From the results shown in Tables 4 and 5, Al ₂ O
₃ to 10 to 1000 ppm of the present target 13 to
22 shows the case where sputtering was performed by applying a high output of 600 W and increasing the film forming rate, and Table 2 prepared in Example 1 was used.
It can also be seen that the amount of generated particles is smaller than that of the comparative target 1 and the conventional target shown in Table 3, and no cracks are generated even when the sputtering is completed, so that the deposition rate can be increased.

[0024]

As described above, the sputtering target for forming an optical recording protection film according to the present invention has a small number of particles even when high-power sputtering is performed, and is free from cracks. Since a sputtering target can be provided, it can greatly contribute to the development of the optical media industry.
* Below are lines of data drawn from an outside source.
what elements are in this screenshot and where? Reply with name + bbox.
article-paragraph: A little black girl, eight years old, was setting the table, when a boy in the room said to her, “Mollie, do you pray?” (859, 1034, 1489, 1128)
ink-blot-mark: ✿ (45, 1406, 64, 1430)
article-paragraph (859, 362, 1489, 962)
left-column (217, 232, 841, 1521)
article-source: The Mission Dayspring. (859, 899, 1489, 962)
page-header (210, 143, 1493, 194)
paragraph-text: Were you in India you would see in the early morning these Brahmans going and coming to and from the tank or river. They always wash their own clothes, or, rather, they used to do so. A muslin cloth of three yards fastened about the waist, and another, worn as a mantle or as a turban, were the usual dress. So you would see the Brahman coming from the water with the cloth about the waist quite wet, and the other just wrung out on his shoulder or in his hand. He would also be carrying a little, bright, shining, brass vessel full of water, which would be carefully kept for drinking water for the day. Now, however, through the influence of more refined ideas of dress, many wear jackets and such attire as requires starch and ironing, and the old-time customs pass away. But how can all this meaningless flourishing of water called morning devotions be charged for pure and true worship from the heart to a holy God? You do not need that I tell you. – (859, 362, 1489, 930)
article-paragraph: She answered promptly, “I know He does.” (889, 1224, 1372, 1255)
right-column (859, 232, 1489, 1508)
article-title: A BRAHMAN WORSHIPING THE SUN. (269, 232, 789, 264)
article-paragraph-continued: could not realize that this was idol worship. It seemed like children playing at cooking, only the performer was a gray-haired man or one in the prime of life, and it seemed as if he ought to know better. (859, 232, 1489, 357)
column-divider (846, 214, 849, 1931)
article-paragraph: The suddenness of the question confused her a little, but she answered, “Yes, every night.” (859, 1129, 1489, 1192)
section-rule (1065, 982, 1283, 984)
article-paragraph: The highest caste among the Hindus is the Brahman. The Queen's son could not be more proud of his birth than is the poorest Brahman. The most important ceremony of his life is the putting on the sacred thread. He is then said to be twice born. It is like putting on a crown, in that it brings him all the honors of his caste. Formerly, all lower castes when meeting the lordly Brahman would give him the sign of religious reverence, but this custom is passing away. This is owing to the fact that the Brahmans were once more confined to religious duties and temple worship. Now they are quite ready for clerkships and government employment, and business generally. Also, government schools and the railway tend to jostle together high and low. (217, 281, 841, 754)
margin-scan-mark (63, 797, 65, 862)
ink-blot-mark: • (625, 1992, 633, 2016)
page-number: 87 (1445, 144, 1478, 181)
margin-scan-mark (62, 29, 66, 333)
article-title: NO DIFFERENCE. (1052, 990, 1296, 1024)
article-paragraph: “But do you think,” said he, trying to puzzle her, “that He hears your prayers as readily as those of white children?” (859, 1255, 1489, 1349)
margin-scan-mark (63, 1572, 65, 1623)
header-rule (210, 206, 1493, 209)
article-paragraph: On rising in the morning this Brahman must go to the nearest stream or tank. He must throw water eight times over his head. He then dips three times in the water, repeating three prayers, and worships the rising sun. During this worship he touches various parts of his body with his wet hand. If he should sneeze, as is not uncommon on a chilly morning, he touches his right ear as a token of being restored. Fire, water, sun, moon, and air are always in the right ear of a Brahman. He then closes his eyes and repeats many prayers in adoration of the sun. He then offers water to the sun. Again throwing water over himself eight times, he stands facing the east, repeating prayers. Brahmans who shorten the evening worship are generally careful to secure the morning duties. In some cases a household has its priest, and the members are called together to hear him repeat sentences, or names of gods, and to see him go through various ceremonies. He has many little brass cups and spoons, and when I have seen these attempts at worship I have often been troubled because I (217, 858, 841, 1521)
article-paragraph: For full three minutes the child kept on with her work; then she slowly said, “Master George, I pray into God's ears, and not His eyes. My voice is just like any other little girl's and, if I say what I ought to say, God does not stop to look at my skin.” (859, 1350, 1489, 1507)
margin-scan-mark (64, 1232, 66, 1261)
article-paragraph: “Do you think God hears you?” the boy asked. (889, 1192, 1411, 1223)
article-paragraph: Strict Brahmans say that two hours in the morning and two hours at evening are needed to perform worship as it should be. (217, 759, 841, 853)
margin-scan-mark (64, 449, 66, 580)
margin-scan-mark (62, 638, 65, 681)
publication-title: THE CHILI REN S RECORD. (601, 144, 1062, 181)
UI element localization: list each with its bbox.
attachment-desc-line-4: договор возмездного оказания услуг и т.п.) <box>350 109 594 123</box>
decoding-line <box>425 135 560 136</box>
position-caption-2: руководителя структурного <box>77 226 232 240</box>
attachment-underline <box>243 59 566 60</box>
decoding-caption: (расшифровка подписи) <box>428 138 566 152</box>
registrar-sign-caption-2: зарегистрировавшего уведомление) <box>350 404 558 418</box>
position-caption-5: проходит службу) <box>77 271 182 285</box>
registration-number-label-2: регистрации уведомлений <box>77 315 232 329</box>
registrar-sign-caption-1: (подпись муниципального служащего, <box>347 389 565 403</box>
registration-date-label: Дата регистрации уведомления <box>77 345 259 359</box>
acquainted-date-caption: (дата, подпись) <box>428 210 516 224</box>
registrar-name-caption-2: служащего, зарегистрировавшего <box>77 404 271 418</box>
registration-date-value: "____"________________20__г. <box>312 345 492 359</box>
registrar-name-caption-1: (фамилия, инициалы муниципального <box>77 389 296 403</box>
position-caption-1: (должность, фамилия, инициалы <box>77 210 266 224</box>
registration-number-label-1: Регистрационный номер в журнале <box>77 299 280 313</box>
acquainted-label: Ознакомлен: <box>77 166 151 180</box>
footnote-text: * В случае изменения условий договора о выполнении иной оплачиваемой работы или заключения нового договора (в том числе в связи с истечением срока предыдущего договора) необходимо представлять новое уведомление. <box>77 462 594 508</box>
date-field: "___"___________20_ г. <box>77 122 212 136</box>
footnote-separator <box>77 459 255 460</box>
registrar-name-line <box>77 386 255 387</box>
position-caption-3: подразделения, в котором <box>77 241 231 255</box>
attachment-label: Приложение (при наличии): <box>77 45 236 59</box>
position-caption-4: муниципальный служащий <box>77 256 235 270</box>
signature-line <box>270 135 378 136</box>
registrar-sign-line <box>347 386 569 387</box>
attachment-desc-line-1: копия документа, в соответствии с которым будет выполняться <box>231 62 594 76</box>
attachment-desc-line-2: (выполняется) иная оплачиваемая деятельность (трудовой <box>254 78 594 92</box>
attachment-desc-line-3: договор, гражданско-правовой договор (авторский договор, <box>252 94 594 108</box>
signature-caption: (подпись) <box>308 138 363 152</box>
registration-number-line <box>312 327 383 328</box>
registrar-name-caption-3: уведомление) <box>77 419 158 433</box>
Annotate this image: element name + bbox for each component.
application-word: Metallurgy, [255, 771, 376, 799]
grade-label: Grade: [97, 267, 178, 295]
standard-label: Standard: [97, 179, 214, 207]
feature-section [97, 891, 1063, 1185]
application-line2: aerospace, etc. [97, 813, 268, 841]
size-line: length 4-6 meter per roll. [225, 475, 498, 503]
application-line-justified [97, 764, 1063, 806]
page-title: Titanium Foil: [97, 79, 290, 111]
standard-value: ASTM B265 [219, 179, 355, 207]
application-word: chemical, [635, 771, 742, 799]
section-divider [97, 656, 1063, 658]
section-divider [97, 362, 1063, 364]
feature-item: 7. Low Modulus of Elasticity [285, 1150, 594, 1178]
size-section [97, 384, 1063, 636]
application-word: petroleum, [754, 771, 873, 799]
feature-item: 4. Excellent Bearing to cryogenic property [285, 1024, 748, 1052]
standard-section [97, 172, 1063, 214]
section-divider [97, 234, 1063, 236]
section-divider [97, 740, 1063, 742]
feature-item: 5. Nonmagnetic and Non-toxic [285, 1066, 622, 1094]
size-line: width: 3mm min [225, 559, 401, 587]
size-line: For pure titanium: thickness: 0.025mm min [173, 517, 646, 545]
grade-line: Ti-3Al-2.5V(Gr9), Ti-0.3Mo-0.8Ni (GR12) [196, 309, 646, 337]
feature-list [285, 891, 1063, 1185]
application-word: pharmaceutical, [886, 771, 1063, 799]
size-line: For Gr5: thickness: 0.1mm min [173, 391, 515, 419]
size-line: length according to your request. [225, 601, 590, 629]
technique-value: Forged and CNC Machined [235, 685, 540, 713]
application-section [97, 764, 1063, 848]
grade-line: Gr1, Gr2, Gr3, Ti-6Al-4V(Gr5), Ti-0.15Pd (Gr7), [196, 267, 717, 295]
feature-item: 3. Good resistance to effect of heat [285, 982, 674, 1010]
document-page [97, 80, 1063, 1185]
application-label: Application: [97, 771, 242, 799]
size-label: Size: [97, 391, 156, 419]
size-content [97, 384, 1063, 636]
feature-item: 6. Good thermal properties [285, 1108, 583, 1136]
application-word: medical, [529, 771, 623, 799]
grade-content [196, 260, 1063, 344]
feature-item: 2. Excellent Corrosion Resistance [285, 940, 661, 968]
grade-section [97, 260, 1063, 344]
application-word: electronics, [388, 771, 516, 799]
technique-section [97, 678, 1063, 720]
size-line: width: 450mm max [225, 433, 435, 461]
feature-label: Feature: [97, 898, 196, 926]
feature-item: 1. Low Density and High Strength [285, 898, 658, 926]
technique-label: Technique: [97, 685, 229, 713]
[Brief description of the drawings]

FIG. 1 is a schematic explanatory view of a single-wafer sputtering apparatus suitable for using a sputtering target for forming an optical recording protective film of the present invention.

[Explanation of symbols]

 DESCRIPTION OF SYMBOLS 1 Target 2 Backing plate 3 Substrate electrode 4 Substrate 5 Gate valve 6 Sputter chamber 7 Transfer chamber 8 Storage chamber 9 Sputtered particles

Claims (3)

[Claims] 1. Purity: 99.999% by weight or more of silicon dioxide: 10 to 30 mol%, the balance being 9:
In a sputtering target composed of a sintered body having a composition of 9.999% by weight or more of zinc sulfide and a relative density of 90% or more, the zinc sulfide is a mixture ratio of α-type crystals and β-type crystals (α /
β) is in the range of 0.95 <α / β <100. A sputtering target for forming an optical recording protective film with less generation of particles. 2. Purity: 99.999% by weight or more of silicon dioxide: 10 to 30 mol%, aluminum oxide: 10
１０００1000 ppm, the balance being purity: 99.999
Composition comprising more than 1% by weight of zinc sulfide, and relative density:
A sputtering target comprising a sintered body having 90% or more, wherein the zinc sulfide is a mixture ratio of α-type crystals and β-type crystals (α /
β) is in the range of 0.95 <α / β <100. A sputtering target for forming an optical recording protective film with less generation of particles. 3. The maximum crystal grain size of the α-type crystal and β-type crystal of the zinc sulfide is 15 μm or less and the average crystal particle size is 1 μm.
3. The sputtering target for forming an optical recording protective film according to claim 1, wherein the thickness is 0 [mu] m or less.